Nous avons tenté de traduire son article.
Inénarrable; absolument inénarrable. La lidia du premier toro est un des événements les plus émouvants et excitants qu'on puisse voir dans une arène. Les protagonistes : Antonio Ferrera, un torero super inspiré, transfiguré, reconverti en un artiste total et un toro de Zalduendo magnifique, cornes acérées, très noble et combatif.
Cela n'a duré que quelques minutes, mais il flottait un parfum d'éternité; une arène comme en pâmoison, émue au plus profond par une tauromachie nouvelle, classique, inventée par un homme débordant de grâce et de torería.
Comment raconter ça?
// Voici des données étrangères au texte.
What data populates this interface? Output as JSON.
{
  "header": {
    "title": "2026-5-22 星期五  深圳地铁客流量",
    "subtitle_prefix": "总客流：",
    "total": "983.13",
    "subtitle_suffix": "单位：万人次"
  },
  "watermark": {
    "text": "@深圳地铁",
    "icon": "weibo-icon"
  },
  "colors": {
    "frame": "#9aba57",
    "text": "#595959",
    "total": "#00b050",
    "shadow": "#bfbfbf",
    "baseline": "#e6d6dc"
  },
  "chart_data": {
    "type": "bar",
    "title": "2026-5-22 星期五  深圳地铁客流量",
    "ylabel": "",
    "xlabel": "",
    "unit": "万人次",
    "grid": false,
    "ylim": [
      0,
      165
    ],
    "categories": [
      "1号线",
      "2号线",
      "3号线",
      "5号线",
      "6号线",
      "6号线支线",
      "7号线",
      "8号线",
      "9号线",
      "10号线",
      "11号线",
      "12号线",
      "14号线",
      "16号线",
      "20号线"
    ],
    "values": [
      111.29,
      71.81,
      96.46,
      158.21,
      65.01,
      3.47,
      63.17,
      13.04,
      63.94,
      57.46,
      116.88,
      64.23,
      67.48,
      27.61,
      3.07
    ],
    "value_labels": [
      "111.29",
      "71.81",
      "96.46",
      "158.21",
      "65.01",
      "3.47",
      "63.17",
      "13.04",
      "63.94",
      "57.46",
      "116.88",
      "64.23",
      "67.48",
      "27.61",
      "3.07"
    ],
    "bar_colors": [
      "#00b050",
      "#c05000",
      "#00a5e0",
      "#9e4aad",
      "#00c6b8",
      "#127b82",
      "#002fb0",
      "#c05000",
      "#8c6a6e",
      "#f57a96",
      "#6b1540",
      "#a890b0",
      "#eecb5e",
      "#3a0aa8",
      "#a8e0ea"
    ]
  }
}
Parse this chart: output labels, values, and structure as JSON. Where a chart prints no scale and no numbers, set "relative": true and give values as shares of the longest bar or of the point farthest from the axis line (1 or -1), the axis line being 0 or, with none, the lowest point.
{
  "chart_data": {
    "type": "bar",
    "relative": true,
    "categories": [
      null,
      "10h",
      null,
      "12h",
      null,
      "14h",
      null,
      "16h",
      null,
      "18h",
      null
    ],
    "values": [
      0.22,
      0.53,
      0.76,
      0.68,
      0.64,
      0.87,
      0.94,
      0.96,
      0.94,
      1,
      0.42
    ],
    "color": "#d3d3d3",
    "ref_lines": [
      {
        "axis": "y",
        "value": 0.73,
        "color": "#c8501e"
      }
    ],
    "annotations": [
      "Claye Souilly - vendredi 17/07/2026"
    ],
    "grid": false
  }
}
L'art, il faut le vivre pour le ressentir. Bénis soient ceux qui ont eu la chance d'assister à cet exploit, parce que ni le récit ni la vidéo ne sont capables de rendre compte de la palpitante grandeur du mystère taurin.
Le premier signe, Ferrera l'a donné en plaçant le toro pour la pique avec une larga impeccable et très personnelle; ensuite, il l'a fait sortir de la rencontre avec le picador en tenant la cape dans le dos, c'est le fameux quite de oro, inventé par le mexicain Pepe Ortiz; puis il a attendu que Montoliú brille banderilles en main, il a pris épée et muleta et s'est avancé jusqu'au milieu du cercle. Une fois arrivé là, il a fléchi le genou droit, s'est agenouillé dans le sable, a dédié son œuvre au ciel et a fait le signe de la croix. Il allait se passer un truc étrange…
Il appelle le toro de loin, la muleta dans la main gauche. Et la symphonie commence, elle restera dans nos souvenirs. Les quatre ou cinq premières naturelles sont d'une texture exquise. Rythmées, belles, croustillantes… Puis le torero jette son épée au sol.
Encore deux naturelles, le toro s'intéresse un instant à la montera sur le sable, la muleta passe dans la main droite et décrit des tracés au bord de l'évanouissement conclus par une brillante passe de poitrine
Un autre appel lointain pour des naturelles. Une, deux, trois, fantastiques et un changement de main précieux.
Ferrera s'éloigne du toro - ces qualités sont reconnues, noblesse, combativité, rythme, rapidité, détermination - puis il revient et dessine quatre passes de la droite parfaitement relâchées. Il s'éloigne de nouveau du toro. Voici maintenant les dernières petites touches d'une tauromachie comme envoûtée. Voici la tauromachie grandiose, émouvante, inquiétante, profonde et mystérieuse.
Viennent encore les trincherillas, une passe du mépris et il laisse le toro, la muleta sur les épaules il regagne la barrière!
Ferrera prend alors l'épée, cherche à placer le toro dans la meilleure position possible et quand il y parvient, nouvelle surprise! Il recule de huit mètres environ, prépare l'épée, appelle le toro, le toro vient vers lui. L'épée s'enfonce complètement.
L'arène explose, les mouchoirs blancs l'envahissent. L'incompréhensible intransigeance du président fait qu'on ne donne qu'une oreille et qu'on entend alors une des plus bruyantes engueulades de l'année.